President Barack Obama's hallmark health insurance legislation, the Affordable Care Act, has been affirmed by the U.S. Supreme Court in a recent ruling. This piece of legislation that was signed into law in 2010 has been causing political and regulatory rifts ever since, but the affirmation of legal subsidies will now allow patients to move forward with the consumer protections passed several years ago.

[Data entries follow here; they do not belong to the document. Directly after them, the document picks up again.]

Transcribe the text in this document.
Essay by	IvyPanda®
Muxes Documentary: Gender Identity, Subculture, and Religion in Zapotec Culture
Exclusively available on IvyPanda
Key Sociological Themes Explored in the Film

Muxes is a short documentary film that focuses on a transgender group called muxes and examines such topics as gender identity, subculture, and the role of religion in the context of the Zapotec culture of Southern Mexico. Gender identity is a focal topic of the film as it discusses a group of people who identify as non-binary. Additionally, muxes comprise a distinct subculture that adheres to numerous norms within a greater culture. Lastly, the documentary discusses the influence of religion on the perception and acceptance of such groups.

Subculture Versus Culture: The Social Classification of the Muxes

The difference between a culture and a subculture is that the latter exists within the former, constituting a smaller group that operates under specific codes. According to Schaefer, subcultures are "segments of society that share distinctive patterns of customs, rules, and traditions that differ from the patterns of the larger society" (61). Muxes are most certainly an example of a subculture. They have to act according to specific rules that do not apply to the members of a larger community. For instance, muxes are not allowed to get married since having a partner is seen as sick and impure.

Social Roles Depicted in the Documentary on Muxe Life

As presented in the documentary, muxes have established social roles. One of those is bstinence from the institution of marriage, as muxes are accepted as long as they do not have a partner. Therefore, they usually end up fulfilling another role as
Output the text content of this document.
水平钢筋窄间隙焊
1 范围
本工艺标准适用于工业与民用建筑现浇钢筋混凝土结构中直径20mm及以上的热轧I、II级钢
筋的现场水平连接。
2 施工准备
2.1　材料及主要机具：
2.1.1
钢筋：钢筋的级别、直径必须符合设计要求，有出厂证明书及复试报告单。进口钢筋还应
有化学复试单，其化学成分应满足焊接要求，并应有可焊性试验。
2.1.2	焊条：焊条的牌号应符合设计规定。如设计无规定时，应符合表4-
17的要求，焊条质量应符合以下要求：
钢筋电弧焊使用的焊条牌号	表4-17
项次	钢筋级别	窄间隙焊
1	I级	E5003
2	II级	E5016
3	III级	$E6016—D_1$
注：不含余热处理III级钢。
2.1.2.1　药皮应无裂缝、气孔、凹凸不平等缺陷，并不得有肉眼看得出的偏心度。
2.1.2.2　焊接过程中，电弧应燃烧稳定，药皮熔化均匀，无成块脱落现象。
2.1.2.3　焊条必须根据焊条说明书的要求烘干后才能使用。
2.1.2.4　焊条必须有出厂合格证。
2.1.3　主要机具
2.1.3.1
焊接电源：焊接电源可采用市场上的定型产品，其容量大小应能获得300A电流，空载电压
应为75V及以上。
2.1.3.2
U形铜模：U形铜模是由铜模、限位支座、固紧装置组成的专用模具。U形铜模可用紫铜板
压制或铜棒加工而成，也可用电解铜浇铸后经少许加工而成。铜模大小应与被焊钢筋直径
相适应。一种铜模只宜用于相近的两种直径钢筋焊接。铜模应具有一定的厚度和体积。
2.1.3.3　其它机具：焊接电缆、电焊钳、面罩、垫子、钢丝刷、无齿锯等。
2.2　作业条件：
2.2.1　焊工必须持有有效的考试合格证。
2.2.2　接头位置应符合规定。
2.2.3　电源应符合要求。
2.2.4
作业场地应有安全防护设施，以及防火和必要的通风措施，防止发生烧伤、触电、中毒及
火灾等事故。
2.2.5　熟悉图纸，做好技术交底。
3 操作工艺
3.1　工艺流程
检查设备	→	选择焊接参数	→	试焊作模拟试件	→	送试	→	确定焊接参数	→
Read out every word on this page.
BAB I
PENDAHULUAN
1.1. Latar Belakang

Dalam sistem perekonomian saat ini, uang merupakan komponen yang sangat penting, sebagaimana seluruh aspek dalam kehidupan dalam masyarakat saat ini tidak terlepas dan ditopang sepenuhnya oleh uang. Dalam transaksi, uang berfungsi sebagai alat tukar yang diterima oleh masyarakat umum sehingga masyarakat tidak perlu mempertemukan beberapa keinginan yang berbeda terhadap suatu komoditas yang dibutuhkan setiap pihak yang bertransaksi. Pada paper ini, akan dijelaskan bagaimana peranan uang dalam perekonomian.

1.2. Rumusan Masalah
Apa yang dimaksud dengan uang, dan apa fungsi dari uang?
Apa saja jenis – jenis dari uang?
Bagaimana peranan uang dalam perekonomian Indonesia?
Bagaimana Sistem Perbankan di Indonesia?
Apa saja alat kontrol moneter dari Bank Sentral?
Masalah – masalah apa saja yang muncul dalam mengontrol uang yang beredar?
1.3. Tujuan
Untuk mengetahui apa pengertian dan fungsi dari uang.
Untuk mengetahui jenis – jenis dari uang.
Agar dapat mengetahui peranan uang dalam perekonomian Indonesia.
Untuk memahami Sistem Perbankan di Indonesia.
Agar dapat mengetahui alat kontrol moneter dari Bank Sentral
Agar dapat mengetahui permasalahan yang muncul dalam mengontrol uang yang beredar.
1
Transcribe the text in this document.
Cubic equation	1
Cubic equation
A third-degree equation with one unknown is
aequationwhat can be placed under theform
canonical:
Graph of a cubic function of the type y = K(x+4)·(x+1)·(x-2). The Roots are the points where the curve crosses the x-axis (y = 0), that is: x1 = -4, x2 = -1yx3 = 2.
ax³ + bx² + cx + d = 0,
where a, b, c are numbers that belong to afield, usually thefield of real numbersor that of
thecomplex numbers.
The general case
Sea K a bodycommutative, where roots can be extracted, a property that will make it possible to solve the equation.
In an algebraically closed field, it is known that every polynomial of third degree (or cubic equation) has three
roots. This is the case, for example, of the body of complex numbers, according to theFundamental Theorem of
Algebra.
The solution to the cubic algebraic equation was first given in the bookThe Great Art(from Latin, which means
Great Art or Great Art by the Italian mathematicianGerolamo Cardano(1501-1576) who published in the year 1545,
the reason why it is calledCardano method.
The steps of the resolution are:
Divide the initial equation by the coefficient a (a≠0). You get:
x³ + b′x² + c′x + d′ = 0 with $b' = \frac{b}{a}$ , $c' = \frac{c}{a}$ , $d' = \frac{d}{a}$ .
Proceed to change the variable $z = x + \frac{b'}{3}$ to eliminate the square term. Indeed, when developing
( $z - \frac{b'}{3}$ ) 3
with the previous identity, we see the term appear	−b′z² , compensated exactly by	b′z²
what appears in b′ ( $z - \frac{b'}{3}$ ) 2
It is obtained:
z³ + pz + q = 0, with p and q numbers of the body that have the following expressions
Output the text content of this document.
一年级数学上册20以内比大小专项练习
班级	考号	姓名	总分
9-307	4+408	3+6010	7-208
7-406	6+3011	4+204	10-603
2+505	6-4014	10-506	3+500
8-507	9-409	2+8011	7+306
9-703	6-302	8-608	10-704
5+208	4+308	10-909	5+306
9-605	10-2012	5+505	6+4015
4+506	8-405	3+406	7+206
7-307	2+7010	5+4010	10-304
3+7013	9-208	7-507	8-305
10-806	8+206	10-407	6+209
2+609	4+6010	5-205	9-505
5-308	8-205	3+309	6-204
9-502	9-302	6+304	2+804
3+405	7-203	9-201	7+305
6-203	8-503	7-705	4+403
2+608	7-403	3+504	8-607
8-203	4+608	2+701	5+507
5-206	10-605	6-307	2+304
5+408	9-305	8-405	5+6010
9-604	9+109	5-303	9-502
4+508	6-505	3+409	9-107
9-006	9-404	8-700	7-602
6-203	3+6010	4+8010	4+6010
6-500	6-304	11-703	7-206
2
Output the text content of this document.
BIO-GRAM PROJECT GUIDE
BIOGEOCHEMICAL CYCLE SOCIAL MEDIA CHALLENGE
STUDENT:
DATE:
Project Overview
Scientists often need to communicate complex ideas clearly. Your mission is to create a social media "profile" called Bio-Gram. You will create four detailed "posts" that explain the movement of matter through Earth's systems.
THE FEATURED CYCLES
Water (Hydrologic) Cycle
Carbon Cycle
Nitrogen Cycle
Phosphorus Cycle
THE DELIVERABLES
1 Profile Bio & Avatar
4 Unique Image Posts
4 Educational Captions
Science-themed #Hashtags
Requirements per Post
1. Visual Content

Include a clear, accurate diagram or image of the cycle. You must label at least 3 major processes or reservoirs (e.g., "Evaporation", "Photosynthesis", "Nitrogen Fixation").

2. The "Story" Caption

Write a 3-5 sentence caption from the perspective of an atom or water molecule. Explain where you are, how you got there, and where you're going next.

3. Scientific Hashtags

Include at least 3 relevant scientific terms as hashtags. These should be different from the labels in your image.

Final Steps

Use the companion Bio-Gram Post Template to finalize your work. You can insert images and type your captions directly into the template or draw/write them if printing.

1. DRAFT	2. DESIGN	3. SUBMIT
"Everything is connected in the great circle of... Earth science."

These subsidies are very important, according to Health Data Management. Without them, much of the ACA would have been null and void. In short, these provisions and health insurance exchanges are aimed to keep things more transparent and fair between patients and insurance companies. However, the ACA also has an impact on the progression of health IT.
The ACA effect
Health Data Management point out that after this Supreme Court decision, several health IT policies will remain in place, including statewide health insurance exchanges and HIPAA electronic claims with electronic health records (remittance advice and claims attachments would also be included in these).
Additionally, a health plan identifier will continue to be part of the policy, as would electronic capabilities for enrollment into health and human services programs like Medicare and Medicaid. Obamacare also imposes a tax on health IT devices, including tools that collect or share patient data. Lastly, the ACA helped to expand data analytics further, especially in regards to Medicare claims data.
In a 6-3 ruling on King v. Burwell, the dissenters were justices Antonin Scalia, Clarence Thomas and Samuel Alito. Their main concerns with the ACA pertain to a half-phrase in the legislation concerning limited subsidies to states that operated their own exchanges. The majority of the judges, however, claimed that the half-phrase in question was not literal.
"Congress passed the Affordable Care Act to improve health insurance markets, not to destroy them. If at all possible, we must interpret the Act in a way that is consistent with the former, and avoids the latter. Section 36B (pertaining to subsidies) can fairly be read consistent with what we see as Congress's plan, and that is the reading we adopt," the judges in favor of the ruling stated.
Reactions from organizations
According to Healthcare IT News, several leading medical organizations, including the American Medical Association, the Mayo Clinic and the Department of Health and Human Services all expressed relief at the decision, both in terms of public health and health care costs.
Even though this is the second time the ACA has gone through Supreme Court trials, legislators against the ACA have vowed to repeal Obamacare, even though President Obama still holds executive power and the right of veto. Whether or not political posturing will continue with an election year coming up remains to be seen. However, in the meantime, the ACA's provisions regarding health IT expansion and optimization are still expected to progress and advance in addition to health insurance reforms.